El diagnóstico se basa en la sospecha clínica tras un traumatismo compatible y en la confirmación mediante pruebas de imagen. También es importante valorar si existen lesiones vasculares, nerviosas o fracturas asociadas.

Exploración física

  • Inspección de deformidad, edema y actitud antiálgica del miembro superior.
  • Palpación cuidadosa de referencias óseas y partes blandas periarticulares.
  • Valoración de pulso distal y perfusión.
  • Exploración neurológica básica, especialmente de nervio cubital, mediano y radial.
  • Comprobación de estabilidad articular tras la reducción, cuando proceda.

Pruebas complementarias

Prueba Utilidad
Radiografía Confirma la luxación y ayuda a detectar fracturas asociadas.
TAC Útil si la radiografía no define bien el patrón óseo o para planificar cirugía en lesiones complejas.
Resonancia magnética Puede valorar lesiones ligamentarias o de partes blandas; no suele ser imprescindible en la fase aguda.

Tratamiento

La luxación de codo debe considerarse una urgencia traumatológica. El objetivo inicial es restaurar la alineación articular, aliviar el dolor y prevenir daño adicional en hueso, cartílago, vasos y nervios.

Tratamiento inicial

  • Inmovilización provisional del miembro superior.
  • Analgesia adecuada.
  • Valoración neurovascular antes de cualquier maniobra.
  • Reducción cerrada urgente cuando esté indicada.
  • Control radiográfico tras la reducción.

Luxación simple

Cuando no existen fracturas relevantes y el codo queda estable tras la reducción, el tratamiento suele ser conservador.
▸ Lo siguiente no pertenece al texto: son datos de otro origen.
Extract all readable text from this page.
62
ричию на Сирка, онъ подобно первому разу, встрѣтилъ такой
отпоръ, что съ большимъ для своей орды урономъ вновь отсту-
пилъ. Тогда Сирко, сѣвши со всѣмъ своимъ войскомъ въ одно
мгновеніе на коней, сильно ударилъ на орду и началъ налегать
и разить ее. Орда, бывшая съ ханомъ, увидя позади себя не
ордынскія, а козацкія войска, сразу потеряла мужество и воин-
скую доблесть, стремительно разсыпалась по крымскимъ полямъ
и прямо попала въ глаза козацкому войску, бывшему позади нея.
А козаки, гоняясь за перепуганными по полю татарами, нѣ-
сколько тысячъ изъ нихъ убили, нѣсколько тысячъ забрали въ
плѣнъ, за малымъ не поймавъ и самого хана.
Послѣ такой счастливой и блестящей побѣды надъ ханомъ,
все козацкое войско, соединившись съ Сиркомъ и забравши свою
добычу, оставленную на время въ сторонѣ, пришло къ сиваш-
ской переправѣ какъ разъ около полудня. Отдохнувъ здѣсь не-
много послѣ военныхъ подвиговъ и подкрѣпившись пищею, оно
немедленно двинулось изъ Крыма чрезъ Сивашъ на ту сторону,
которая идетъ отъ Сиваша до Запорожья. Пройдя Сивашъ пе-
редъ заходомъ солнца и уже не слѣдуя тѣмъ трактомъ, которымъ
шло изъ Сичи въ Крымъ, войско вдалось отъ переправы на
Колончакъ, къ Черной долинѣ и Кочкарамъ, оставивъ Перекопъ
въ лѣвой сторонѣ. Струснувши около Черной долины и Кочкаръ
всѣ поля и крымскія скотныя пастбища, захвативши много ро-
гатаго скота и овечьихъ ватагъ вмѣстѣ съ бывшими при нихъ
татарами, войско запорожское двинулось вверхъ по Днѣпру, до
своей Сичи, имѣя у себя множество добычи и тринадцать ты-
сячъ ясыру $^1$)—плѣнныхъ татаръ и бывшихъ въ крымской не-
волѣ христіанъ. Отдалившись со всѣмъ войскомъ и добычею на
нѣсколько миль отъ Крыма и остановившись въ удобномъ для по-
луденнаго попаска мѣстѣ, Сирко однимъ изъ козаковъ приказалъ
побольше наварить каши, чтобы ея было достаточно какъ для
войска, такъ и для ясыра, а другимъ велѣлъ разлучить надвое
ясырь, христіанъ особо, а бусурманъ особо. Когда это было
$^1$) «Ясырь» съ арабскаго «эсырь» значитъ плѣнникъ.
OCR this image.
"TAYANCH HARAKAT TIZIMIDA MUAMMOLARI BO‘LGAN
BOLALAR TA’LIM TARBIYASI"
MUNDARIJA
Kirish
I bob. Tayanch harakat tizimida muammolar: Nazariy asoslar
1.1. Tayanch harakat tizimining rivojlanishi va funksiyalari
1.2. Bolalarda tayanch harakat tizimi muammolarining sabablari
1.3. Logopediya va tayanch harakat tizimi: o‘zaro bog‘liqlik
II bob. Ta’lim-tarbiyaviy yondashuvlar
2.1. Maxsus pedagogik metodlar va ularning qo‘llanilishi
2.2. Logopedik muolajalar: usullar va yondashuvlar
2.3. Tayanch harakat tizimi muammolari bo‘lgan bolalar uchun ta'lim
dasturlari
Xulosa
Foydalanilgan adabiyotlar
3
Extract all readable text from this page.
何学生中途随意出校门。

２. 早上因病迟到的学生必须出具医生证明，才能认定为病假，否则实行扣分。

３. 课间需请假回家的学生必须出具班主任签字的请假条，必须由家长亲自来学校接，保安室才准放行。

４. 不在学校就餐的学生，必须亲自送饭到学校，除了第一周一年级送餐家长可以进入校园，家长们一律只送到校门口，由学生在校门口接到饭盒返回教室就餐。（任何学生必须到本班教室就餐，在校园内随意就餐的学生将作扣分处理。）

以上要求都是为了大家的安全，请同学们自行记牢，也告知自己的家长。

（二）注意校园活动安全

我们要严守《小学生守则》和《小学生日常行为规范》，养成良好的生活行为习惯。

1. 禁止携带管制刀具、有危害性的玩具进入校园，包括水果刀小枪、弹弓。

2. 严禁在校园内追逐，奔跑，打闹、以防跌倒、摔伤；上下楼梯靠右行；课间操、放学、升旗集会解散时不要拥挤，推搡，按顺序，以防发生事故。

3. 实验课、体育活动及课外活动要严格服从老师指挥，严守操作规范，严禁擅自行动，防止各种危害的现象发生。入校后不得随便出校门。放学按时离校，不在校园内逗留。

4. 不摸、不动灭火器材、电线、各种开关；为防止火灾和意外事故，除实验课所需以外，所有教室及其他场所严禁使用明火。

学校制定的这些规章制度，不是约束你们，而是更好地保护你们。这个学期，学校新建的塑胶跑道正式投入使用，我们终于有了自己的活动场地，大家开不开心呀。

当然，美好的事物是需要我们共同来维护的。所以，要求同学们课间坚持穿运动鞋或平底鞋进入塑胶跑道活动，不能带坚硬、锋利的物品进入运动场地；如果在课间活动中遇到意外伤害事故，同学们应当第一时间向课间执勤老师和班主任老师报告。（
  • Férula o cabestrillo durante un periodo corto.
  • Movilización precoz guiada para disminuir el riesgo de rigidez.
  • Rehabilitación progresiva según dolor y estabilidad.

Luxación compleja

Si existen fracturas asociadas, inestabilidad residual o lesiones vasculonerviosas, puede ser necesario tratamiento quirúrgico.

  • Reducción abierta y estabilización de fracturas asociadas.
  • Reparación o reconstrucción ligamentosa si el codo permanece inestable.
  • Cirugía vascular o neurológica si hay lesión asociada.
  • Uso de férula o sistemas de protección articular según el caso.

Rehabilitación

  • Movilización progresiva lo antes posible cuando la estabilidad lo permita.
  • Ejercicios para recuperar flexoextensión y pronosupinación.
  • Fortalecimiento progresivo una vez controlado el dolor y la inflamación.
  • Seguimiento clínico para vigilar rigidez e inestabilidad.

Complicaciones y evolución

La evolución depende de si la luxación es simple o compleja, de la estabilidad tras la reducción y del inicio adecuado de la rehabilitación.

  • Rigidez del codo, especialmente si la inmovilización se prolonga.
  • Pérdida de la extensión terminal.
  • Inestabilidad recurrente.
  • Lesiones del nervio cubital, mediano o de la arteria braquial en casos asociados.
  • Osificación heterotópica.
  • Artrosis postraumática a medio o largo plazo.

Rehabilitación del codo

La recuperación funcional suele requerir un programa de rehabilitación adaptado al tipo de lesión, al tratamiento realizado y a la evolución clínica del paciente.